A possible limitation to this study is the fact that samples were obtained at a median of 5 months after inclusion, that is, most patients who donated a sample were either in first- or second-line therapy. The overall genotype distribution is not different from data on Caucasians with colorectal carcinoma (Ile/Ile 47, Ile/Val 46 and Val/Val 6%) (Skjelbred et al, 2007). A similar distribution is also found in CAPIRI patients, but not in those receiving CAP. This may be a sign of selection bias; however, the genotype distributions in both regimens are in Hardy–Weinberg equilibrium, and the baseline characteristics of the patients randomised to CAP do not differ significantly from the overall patient characteristics of the complete cohort of the original study (P>0.2 for all characteristics, data not shown) (Koopman et al, 2007). In addition, a recent study found no association of GSTP1 genotype with overall survival or PFS in MCRC patients (Le Morvan et al, 2007), indicating that GSTP1 is not a prognostic marker. Therefore, selection bias seems unlikely.

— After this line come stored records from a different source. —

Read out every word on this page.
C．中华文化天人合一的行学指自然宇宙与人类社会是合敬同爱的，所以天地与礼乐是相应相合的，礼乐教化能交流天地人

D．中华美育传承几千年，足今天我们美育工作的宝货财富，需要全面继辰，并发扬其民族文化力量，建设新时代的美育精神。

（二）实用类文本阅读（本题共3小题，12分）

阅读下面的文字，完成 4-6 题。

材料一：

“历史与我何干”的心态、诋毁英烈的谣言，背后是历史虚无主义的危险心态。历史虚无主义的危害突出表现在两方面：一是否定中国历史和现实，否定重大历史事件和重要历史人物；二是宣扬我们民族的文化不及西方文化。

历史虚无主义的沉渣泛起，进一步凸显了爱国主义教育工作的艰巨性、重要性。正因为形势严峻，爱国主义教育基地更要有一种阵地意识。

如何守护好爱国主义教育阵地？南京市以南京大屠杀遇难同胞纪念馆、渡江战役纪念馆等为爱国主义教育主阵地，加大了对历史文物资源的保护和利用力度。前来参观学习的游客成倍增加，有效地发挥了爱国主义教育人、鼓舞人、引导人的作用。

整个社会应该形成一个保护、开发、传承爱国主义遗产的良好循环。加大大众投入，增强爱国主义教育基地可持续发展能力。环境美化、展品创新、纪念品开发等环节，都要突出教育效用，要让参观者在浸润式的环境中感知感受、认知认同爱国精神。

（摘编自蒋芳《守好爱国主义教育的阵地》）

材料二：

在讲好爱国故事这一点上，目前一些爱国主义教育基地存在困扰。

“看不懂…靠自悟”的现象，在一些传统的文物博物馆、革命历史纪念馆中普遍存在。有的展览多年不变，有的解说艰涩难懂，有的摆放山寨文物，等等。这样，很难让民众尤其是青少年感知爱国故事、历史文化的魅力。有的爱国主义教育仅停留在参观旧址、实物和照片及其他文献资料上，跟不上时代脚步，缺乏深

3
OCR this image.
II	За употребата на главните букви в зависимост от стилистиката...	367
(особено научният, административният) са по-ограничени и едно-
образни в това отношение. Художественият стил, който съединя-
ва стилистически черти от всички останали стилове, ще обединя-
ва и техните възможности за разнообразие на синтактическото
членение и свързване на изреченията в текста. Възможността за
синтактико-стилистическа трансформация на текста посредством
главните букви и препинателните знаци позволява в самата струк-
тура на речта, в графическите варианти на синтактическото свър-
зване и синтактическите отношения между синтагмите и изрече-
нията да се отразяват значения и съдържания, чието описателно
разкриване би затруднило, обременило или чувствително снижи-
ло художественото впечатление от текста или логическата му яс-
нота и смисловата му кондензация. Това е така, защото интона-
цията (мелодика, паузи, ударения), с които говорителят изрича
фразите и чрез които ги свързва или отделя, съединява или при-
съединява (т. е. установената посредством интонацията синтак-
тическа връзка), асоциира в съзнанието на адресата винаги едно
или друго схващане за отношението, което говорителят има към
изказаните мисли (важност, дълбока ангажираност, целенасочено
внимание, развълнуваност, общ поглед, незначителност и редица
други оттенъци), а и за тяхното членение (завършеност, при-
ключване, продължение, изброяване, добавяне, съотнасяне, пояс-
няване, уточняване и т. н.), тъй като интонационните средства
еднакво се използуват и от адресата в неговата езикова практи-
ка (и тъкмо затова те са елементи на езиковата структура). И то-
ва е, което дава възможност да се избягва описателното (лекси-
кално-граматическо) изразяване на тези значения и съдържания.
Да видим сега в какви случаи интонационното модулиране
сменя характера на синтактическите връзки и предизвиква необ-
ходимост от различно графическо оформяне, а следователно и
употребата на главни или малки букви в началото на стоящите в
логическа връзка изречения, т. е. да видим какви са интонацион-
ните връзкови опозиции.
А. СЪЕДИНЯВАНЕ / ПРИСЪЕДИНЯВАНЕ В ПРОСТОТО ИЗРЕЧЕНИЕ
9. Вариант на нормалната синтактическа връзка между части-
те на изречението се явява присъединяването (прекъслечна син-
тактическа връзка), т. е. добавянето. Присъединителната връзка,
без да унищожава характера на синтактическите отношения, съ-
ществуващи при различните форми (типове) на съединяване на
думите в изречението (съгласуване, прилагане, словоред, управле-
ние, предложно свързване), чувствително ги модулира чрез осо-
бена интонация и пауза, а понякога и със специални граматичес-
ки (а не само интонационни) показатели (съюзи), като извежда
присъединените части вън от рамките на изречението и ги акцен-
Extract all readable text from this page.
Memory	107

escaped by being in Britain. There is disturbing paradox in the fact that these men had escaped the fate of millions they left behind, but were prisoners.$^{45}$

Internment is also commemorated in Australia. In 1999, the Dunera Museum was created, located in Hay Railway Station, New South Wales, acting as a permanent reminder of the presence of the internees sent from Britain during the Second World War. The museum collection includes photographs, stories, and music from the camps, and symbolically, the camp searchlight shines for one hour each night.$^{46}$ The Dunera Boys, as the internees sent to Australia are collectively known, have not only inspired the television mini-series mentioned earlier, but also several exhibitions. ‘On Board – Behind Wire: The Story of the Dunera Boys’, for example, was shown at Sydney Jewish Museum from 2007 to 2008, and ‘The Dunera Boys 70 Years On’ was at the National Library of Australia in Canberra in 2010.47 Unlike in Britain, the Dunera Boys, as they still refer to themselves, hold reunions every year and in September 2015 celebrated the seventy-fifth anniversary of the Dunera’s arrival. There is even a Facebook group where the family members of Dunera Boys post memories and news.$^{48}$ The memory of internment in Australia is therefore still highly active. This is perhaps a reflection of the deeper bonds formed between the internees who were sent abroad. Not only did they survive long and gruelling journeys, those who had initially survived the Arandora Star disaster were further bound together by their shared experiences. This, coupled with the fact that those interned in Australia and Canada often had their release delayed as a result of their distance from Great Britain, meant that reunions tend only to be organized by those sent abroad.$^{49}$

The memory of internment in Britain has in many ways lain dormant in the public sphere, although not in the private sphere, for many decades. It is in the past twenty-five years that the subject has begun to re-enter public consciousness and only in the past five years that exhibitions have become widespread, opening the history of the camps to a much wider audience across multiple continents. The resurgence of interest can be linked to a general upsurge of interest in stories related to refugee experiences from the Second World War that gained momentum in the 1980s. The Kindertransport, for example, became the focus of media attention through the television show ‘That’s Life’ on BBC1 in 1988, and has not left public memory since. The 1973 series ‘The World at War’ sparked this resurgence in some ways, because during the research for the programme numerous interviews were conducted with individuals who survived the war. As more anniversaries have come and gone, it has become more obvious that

In summary, the results of this study suggest that patients with the Ile/Ile genotype do not benefit, in terms of PFS, from the addition of irinotecan to CAP, in contrast to the Ile/Val and Val/Val genotype. This is the first study reporting an association of the GSTP1 codon 105 variants with the clinical efficacy of irinotecan. If confirmed, this observation has important implications for the selection of MCRC patients who are eligible for treatment with irinotecan.